In and of itself, today was mildly positive, but didn't do much to affect the big picture.  In fact, the big picture has been relatively unchanged for most of the month despite a brief scare 2 weeks ago.  Now, the events in the rest of the week could serve as the motivation for rates to move away from their recent sideways trend, depending on what the economic data and news suggests about the Fed's likely policy path.  The Fed Funds Rate doesn't dictate 30yr fixed mortgage rates, but any change in Fed policy can and will send shockwaves through the entire interest rate spectrum.  The catch is that those shockwaves could either be positive or negative for mortgage rates.

Loan Originator Perspective

"I favored floating over the long weekend, and I continue to favor floating today.   Bonds are enjoying a nice rally, but the rate sheets I am viewing do not reflect the gains.  I would float overnight, and evaluate pricing in the morning. " -Victor Burek, Churchill Mortgage

Today's Best-Execution Rates

  • 30YR FIXED - 3.75%-3.875%
  • FHA/VA - 3.25-3.5%
  • 15 YEAR FIXED - 3.00
  • 5 YEAR ARMS -  2.75 - 3.25% depending on the lender

Ongoing Lock/Float Considerations

  • The Fed finally hiked on December 16th, causing fears of rising rates in 2016, but markets began the new year with rates moving surprisingly lower.  Major losses in stocks and oil prices were part of the same trend of investors moving away from risk.
  • After bottoming out fairly close to all-time lows in February, rates began to rise somewhat sharply in March as market panic subsided and as the Fed signaled it would probably still hike rates in 2016--just not as quickly as anticipated.
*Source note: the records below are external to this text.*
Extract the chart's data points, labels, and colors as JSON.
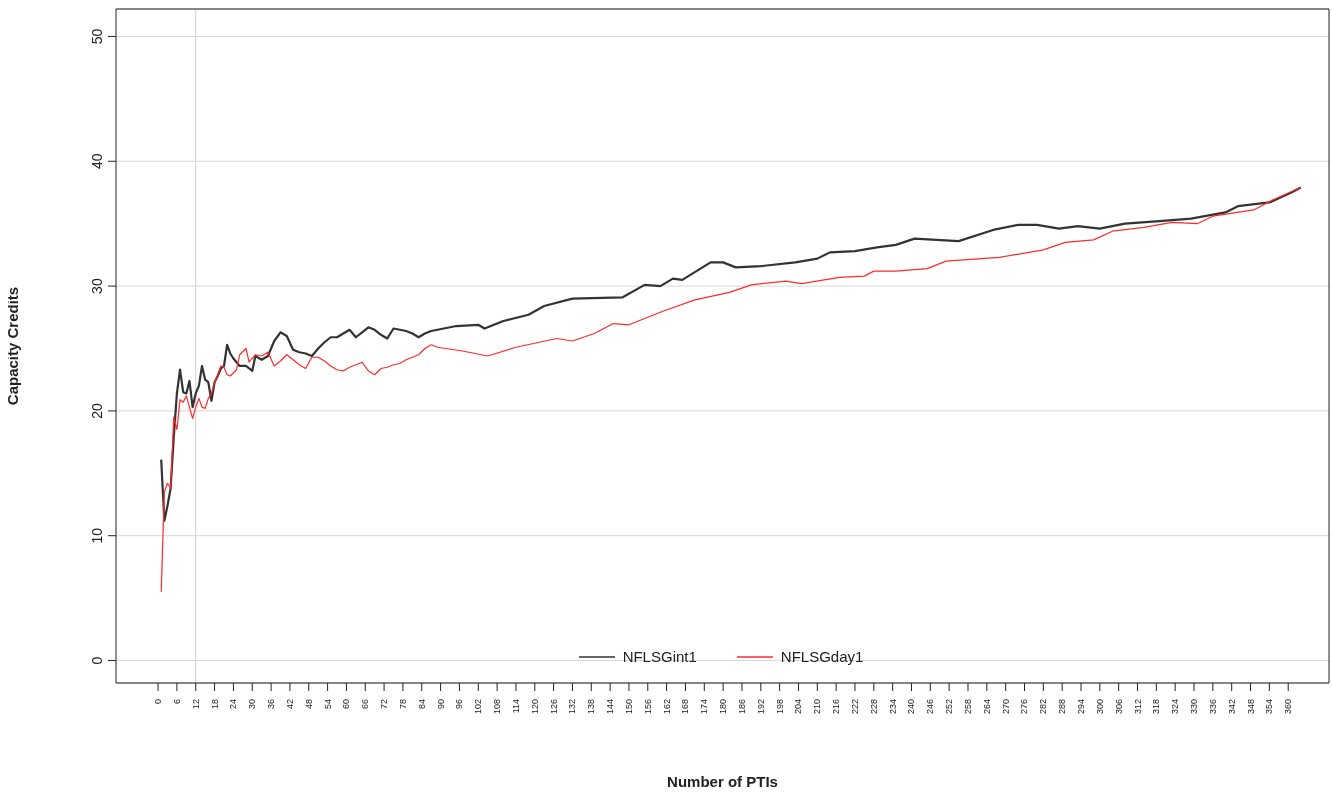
{
  "chart_data": {
    "type": "line",
    "xlabel": "Number of PTIs",
    "ylabel": "Capacity Credits",
    "xlim": [
      -13.4,
      373
    ],
    "ylim": [
      -1.8,
      52.2
    ],
    "xticks": [
      0,
      6,
      12,
      18,
      24,
      30,
      36,
      42,
      48,
      54,
      60,
      66,
      72,
      78,
      84,
      90,
      96,
      102,
      108,
      114,
      120,
      126,
      132,
      138,
      144,
      150,
      156,
      162,
      168,
      174,
      180,
      186,
      192,
      198,
      204,
      210,
      216,
      222,
      228,
      234,
      240,
      246,
      252,
      258,
      264,
      270,
      276,
      282,
      288,
      294,
      300,
      306,
      312,
      318,
      324,
      330,
      336,
      342,
      348,
      354,
      360
    ],
    "yticks": [
      0,
      10,
      20,
      30,
      40,
      50
    ],
    "grid": "y",
    "legend": "bottom",
    "marker": "none",
    "line_style": "solid",
    "ref_lines": [
      {
        "axis": "x",
        "value": 12,
        "color": "#d0d0d0"
      }
    ],
    "series": [
      {
        "name": "NFLSGint1",
        "color": "#333333",
        "x": [
          1,
          2,
          3,
          4,
          5,
          6,
          7,
          8,
          9,
          10,
          11,
          12,
          13,
          14,
          15,
          16,
          17,
          18,
          19,
          20,
          21,
          22,
          23,
          24,
          26,
          28,
          30,
          31,
          33,
          35,
          37,
          39,
          41,
          43,
          45,
          47,
          49,
          51,
          53,
          55,
          57,
          59,
          61,
          63,
          65,
          67,
          69,
          71,
          73,
          75,
          77,
          79,
          81,
          83,
          85,
          87,
          89,
          95,
          102,
          104,
          110,
          118,
          123,
          132,
          148,
          155,
          160,
          164,
          167,
          176,
          180,
          184,
          192,
          203,
          210,
          214,
          222,
          229,
          235,
          241,
          255,
          266,
          274,
          280,
          287,
          293,
          300,
          308,
          319,
          329,
          340,
          344,
          354,
          361,
          364
        ],
        "values": [
          16.1,
          11.2,
          12.4,
          13.8,
          17.9,
          21.4,
          23.3,
          21.5,
          21.4,
          22.4,
          20.3,
          21.4,
          22,
          23.6,
          22.5,
          22.3,
          20.8,
          22.3,
          22.8,
          23.4,
          23.6,
          25.3,
          24.6,
          24.2,
          23.6,
          23.6,
          23.2,
          24.4,
          24.1,
          24.4,
          25.6,
          26.3,
          26,
          24.9,
          24.7,
          24.6,
          24.4,
          25,
          25.5,
          25.9,
          25.9,
          26.2,
          26.5,
          25.9,
          26.3,
          26.7,
          26.5,
          26.1,
          25.8,
          26.6,
          26.5,
          26.4,
          26.2,
          25.9,
          26.2,
          26.4,
          26.5,
          26.8,
          26.9,
          26.6,
          27.2,
          27.7,
          28.4,
          29,
          29.1,
          30.1,
          30,
          30.6,
          30.5,
          31.9,
          31.9,
          31.5,
          31.6,
          31.9,
          32.2,
          32.7,
          32.8,
          33.1,
          33.3,
          33.8,
          33.6,
          34.5,
          34.9,
          34.9,
          34.6,
          34.8,
          34.6,
          35,
          35.2,
          35.4,
          35.9,
          36.4,
          36.7,
          37.5,
          37.9
        ]
      },
      {
        "name": "NFLSGday1",
        "color": "#ff2a2a",
        "x": [
          1,
          2,
          3,
          4,
          5,
          6,
          7,
          8,
          9,
          10,
          11,
          12,
          13,
          14,
          15,
          16,
          17,
          18,
          19,
          20,
          21,
          22,
          23,
          25,
          26,
          28,
          29,
          31,
          33,
          35,
          37,
          39,
          41,
          43,
          45,
          47,
          49,
          51,
          53,
          55,
          57,
          59,
          61,
          63,
          65,
          67,
          69,
          71,
          73,
          75,
          77,
          79,
          81,
          83,
          85,
          87,
          89,
          97,
          105,
          114,
          127,
          132,
          139,
          145,
          150,
          161,
          171,
          182,
          189,
          200,
          205,
          217,
          225,
          228,
          235,
          245,
          251,
          268,
          282,
          289,
          298,
          304,
          314,
          323,
          331,
          336,
          349,
          355,
          364
        ],
        "values": [
          5.5,
          13.5,
          14.2,
          13.8,
          19.5,
          18.5,
          20.9,
          20.7,
          21.2,
          20.3,
          19.4,
          20.3,
          21,
          20.3,
          20.2,
          21,
          21.4,
          22.3,
          22.9,
          23.6,
          23.5,
          22.9,
          22.8,
          23.3,
          24.5,
          25,
          23.9,
          24.5,
          24.4,
          24.7,
          23.6,
          24,
          24.5,
          24.1,
          23.7,
          23.4,
          24.3,
          24.3,
          24,
          23.6,
          23.3,
          23.2,
          23.5,
          23.7,
          23.9,
          23.2,
          22.9,
          23.4,
          23.5,
          23.7,
          23.8,
          24.1,
          24.3,
          24.5,
          25,
          25.3,
          25.1,
          24.8,
          24.4,
          25.1,
          25.8,
          25.6,
          26.2,
          27,
          26.9,
          28,
          28.9,
          29.5,
          30.1,
          30.4,
          30.2,
          30.7,
          30.8,
          31.2,
          31.2,
          31.4,
          32,
          32.3,
          32.9,
          33.5,
          33.7,
          34.4,
          34.7,
          35.1,
          35,
          35.6,
          36.1,
          36.9,
          37.9
        ]
      }
    ]
  }
}
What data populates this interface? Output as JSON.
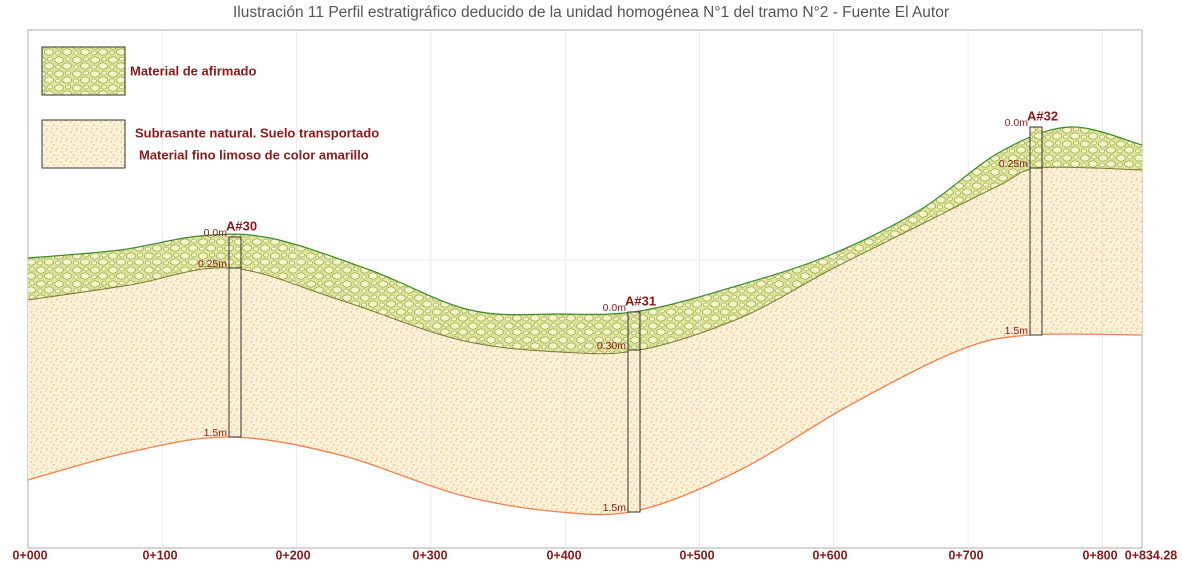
{
  "title": "Ilustración 11 Perfil estratigráfico deducido de la unidad homogénea N°1 del tramo N°2 - Fuente El Autor",
  "legend": [
    {
      "lines": [
        "Material de afirmado"
      ]
    },
    {
      "lines": [
        "Subrasante natural.  Suelo transportado",
        "Material fino limoso  de color amarillo"
      ]
    }
  ],
  "boreholes": [
    {
      "name": "A#30",
      "depths": [
        "0.0m",
        "0.25m",
        "1.5m"
      ]
    },
    {
      "name": "A#31",
      "depths": [
        "0.0m",
        "0.30m",
        "1.5m"
      ]
    },
    {
      "name": "A#32",
      "depths": [
        "0.0m",
        "0.25m",
        "1.5m"
      ]
    }
  ],
  "stations": [
    "0+000",
    "0+100",
    "0+200",
    "0+300",
    "0+400",
    "0+500",
    "0+600",
    "0+700",
    "0+800",
    "0+834.28"
  ]
}
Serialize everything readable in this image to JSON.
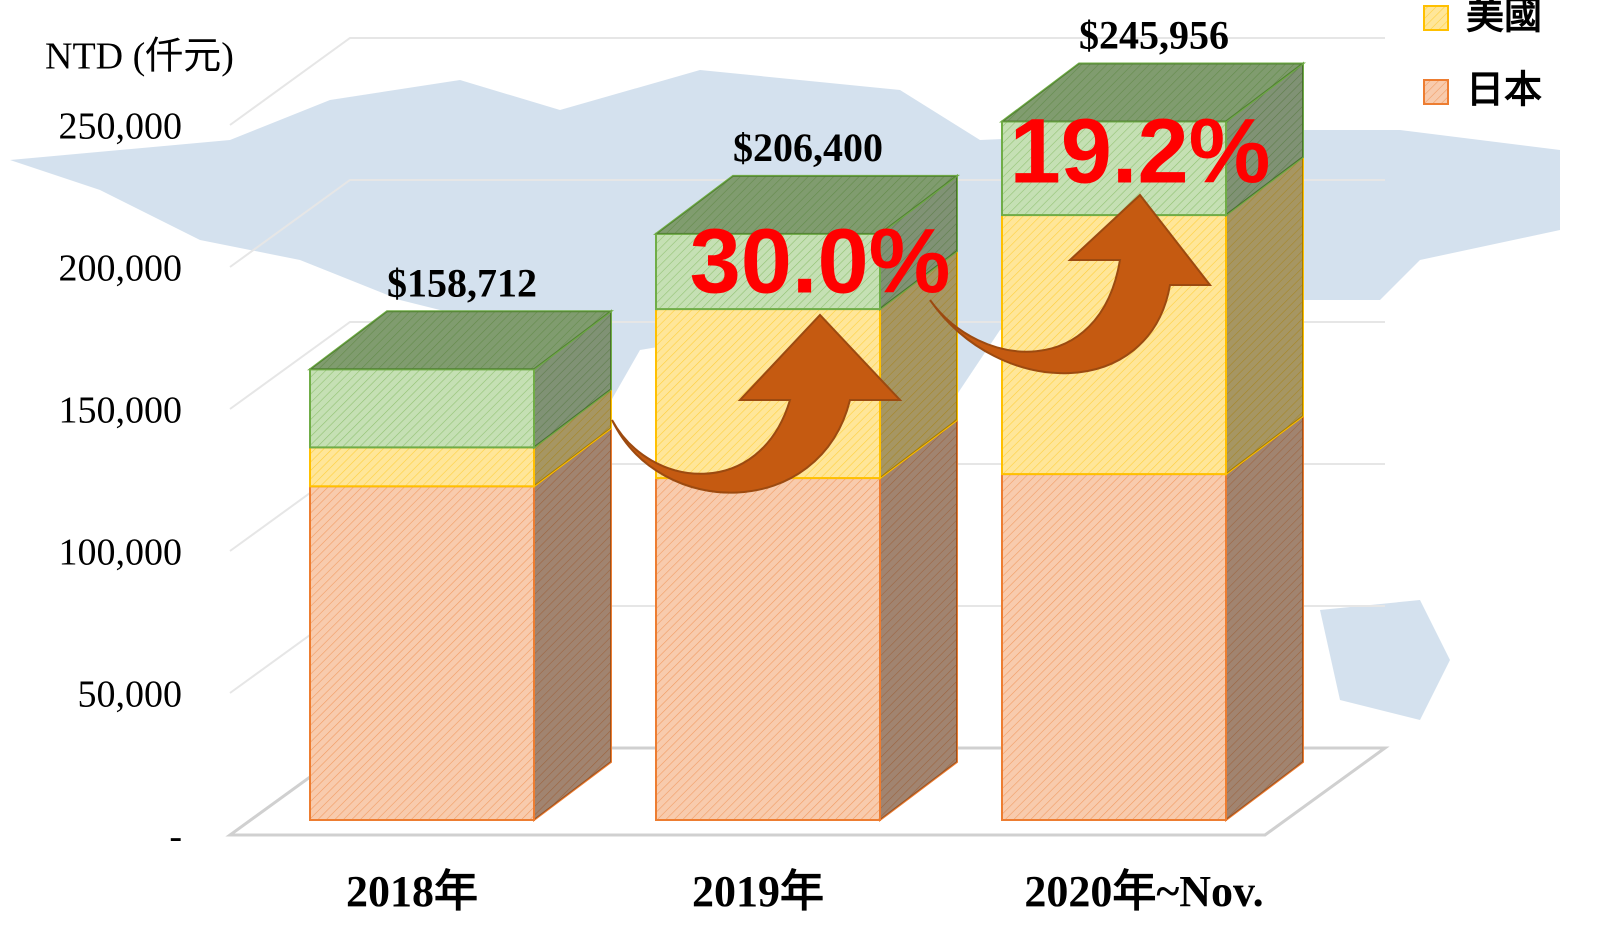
{
  "chart_data": {
    "type": "bar3d_stacked",
    "y_label": "NTD (仟元)",
    "categories": [
      "2018年",
      "2019年",
      "2020年~Nov."
    ],
    "series": [
      {
        "name": "日本",
        "color": "#f8cbad",
        "stroke": "#ed7d31",
        "values": [
          117500,
          120400,
          121800
        ]
      },
      {
        "name": "美國",
        "color": "#ffe699",
        "stroke": "#ffc000",
        "values": [
          13700,
          59500,
          91200
        ]
      },
      {
        "color": "#c5e0b4",
        "stroke": "#70ad47",
        "values": [
          27512,
          26500,
          32956
        ]
      }
    ],
    "totals": [
      158712,
      206400,
      245956
    ],
    "total_labels": [
      "$158,712",
      "$206,400",
      "$245,956"
    ],
    "growth": [
      30.0,
      19.2
    ],
    "growth_labels": [
      "30.0%",
      "19.2%"
    ],
    "ylim": [
      0,
      250000
    ],
    "yticks": [
      {
        "value": 0,
        "label": "-"
      },
      {
        "value": 50000,
        "label": "50,000"
      },
      {
        "value": 100000,
        "label": "100,000"
      },
      {
        "value": 150000,
        "label": "150,000"
      },
      {
        "value": 200000,
        "label": "200,000"
      },
      {
        "value": 250000,
        "label": "250,000"
      }
    ],
    "grid": true
  }
}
  • It remains to be seen whether markets can continue to move in this risk-friendly direction (read: bad for rates, good for stocks).  Stocks have yet to break out of a gradual downtrend that began in mid-2015.  If they do, it could keep pressure on rates to continue higher.
  • We've been leaning toward locking since March 1st, which has proved to be a very solid strategy.  The 3rd week in March is the first time that it made much sense to reconsider that strategy, but we still haven't seen enough of a turnaround to pull the trigger firmly.  In other words, risks remain that rates are in the earlier stages of a longer term trend higher.
  • As always, please keep in mind that the rates discussed generally refer to what we've termed 'best-execution' (that is, the most frequently quoted, conforming, conventional 30yr fixed rate for top tier borrowers, based not only on the outright price, but also 'bang-for-the-buck.'  Generally speaking, our best-execution rate tends to connote no origination or discount points--though this can vary--and tends to predict Freddie Mac's weekly survey with high accuracy.  It's safe to assume that our best-ex rate is the more timely and accurate of the two due to Freddie's once-a-week polling method).